「奇跡の一本松」を保存した生物研究所が乳がん触診シミュレーターを開発した理由イノベーションで戦う中小製造業の舞台裏(11)(2/3 ページ)

» 2016年12月01日 10時00分 公開
[松永弥生MONOist]

世界初のハモの骨格標本

 例えば、京都の料亭から鱧(ハモ)の骨格標本を依頼されたことがある。

 ハモは京料理の代表的な食材だ。長くて硬い小骨が多いため、細かく包丁を入れて小骨を切断する「骨切り」という独特の下処理が必要だ。京料理の板前は、ハモの骨切りができるようになれば一人前といわれるそうだ。

 ところが、ハモの骨格がどのようになっているのか、誰も知らない。図鑑にも掲載されていない。

 人は見たことのないもの、見えないものに興味を持つ。お客さんに「なぜこう切るの?」と尋ねられても、板前さんもハモの骨格を見たことがないから答えられない。

 最初は剥製を扱っている企業に打診したが、どこに相談しても「できない」と言われたそうだ。剥製の場合、身を取り出した時に骨がバラけるので資料がなければ元に戻せないのだ。

 何年も作りたいと思い続け、自然史博物館の方から紹介を受けて吉田生物研究所に相談に来たという。

 X線を撮ったり、骨だけを染色してみたりして、形状や配列を確認したそうだ。キレイにバラして漂白したあと、1本ずつ結合していった。歯だけでも360本以上あり、再現するのに2年以上掛かったそうだ。

 世界初のハモの骨格標本は、メディアにも取り上げられた。

「人は見たことのないものを見たいと思う」世界初のハモの骨格標本 「人は見たことのないものを見たいと思う」世界初のハモの骨格標本(クリックで拡大)

「奇跡の一本松」を防腐技術で屋外に保存

 吉田生物研究所の玄関脇には、さまざまな標本が展示されている。

 巨大なシーラカンスに、魚介類。稲、苔、大根、イチゴ、花。巣を張った蜘蛛。本物のようにリアルなのは、本物だから当然だ。

 けれど、乾いたらしぼんでしまうはずの苔が青々とみずみずしい姿を保っているのを見ると不思議な気持ちになる。

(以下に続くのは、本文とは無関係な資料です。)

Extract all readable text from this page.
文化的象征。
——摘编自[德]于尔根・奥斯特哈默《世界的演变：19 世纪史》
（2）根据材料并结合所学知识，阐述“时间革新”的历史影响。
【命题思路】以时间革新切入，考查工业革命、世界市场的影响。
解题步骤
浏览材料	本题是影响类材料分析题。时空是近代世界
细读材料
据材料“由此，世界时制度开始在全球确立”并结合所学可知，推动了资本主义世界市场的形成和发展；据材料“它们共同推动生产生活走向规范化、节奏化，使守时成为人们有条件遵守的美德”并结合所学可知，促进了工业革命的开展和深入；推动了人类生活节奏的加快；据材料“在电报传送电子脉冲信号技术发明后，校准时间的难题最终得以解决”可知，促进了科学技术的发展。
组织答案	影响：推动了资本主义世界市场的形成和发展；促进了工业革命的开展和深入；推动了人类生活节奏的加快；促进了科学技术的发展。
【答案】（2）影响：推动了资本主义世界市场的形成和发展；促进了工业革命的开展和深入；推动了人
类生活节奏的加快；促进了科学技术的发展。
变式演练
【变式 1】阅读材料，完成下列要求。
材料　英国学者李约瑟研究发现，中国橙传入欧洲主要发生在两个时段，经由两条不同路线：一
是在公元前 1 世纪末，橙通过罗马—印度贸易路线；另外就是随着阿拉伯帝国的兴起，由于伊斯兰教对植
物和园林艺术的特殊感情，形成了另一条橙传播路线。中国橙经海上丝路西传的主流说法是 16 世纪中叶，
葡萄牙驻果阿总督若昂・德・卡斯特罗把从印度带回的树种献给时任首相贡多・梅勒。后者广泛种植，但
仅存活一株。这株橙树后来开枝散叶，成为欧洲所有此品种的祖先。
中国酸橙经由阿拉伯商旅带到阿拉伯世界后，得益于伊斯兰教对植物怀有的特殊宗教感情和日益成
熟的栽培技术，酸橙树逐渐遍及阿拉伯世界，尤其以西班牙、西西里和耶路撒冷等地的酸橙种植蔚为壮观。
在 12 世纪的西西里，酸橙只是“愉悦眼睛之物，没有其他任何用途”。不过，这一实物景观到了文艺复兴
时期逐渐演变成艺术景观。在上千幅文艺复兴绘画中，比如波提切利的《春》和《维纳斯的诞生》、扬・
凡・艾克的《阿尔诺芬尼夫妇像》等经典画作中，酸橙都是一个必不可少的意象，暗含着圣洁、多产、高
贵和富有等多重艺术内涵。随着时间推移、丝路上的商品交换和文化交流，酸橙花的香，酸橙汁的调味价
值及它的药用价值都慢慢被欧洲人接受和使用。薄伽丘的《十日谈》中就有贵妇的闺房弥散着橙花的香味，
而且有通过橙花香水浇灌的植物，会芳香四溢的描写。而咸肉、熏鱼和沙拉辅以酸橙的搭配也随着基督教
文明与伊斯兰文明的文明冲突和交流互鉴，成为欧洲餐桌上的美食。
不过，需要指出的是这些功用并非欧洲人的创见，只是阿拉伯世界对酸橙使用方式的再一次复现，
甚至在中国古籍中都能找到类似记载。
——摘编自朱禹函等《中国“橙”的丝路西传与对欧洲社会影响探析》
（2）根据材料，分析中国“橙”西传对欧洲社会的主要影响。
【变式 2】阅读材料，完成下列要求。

みずみずしい苔の標本 みずみずしい苔の標本。博物館などのジオラマに需要があるという(クリックで拡大)
植物は、根にも特長があるため全草を標本にして三重県の大台ケ原に自生する植生を残したいという依頼に応えた 植物は、根にも特長があるため全草を標本にして三重県の大台ケ原に自生する植生を残したいという依頼に応えた(クリックで拡大)
稲の標本 稲の標本。品種による差異を見せるために根から穂先までを標本にしている(クリックで拡大)

 稲は、上野にある国立科学博物館から「日本の固有種を全て展示したい」という依頼があり製作したものだ。品種による違いを根から穂先まで全てを見せたいという希望だ。

博物館の企画展で田んぼを再現したときは「ゆきひかり」「きらら」「農林○号」など30種類くらいを展示したことがあるそうだ。

 このときは、農協関係の方が展示を見て驚き「なぜ水がないところに稲が生えている」と質問が相次いだ。標本だと気付かずに、疑問を持たれたようだ。学芸員の方が何度も保存処理の説明をしたが、展示期間の終盤には「これに関する質問は吉田生物研究所にお問い合わせください」と異例の張り紙をするくらいに質問が多かったという。

 植物に含まれる水分を樹脂に置き換えているため、大根を持つと驚くほど重い。その重みで「標本なんだ」と実感した。

 吉田生物研究所の防腐技術が応用された例で有名なのが、陸前高田市気仙町の高田松原跡地に立つ「奇跡の一本松」だろう。2011年3月11日に発生した東北地方太平洋沖地震による津波の直撃を受け、周囲の松の木がなぎ倒された中で、立ったままの状態で残った松の木だ。

 震災からの復興や希望を象徴するとして保護する活動が続けられたものの、根が腐り枯死と判断されたため、プロジェクトチームを組みモニュメントとして残すことになった。室内で展示されている文化財であれば空調設備が整っているが、一本松は野外の大型展示物だ。海辺で風雨にさらされる環境にどう耐えるのかが難しかったという。

 奇跡の一本松が話題になると、同じく被災地の気仙沼から「龍の松」も同じ技術で残したいと依頼があった。伏見稲荷大社の「根上りの松」の保存にも同社の技術が使われた。「今までやってきた技術を応用し、屋外環境に対応できるように技術を付加したことで文化財以外の分野にも事業が広がりました」と浩一氏はいう。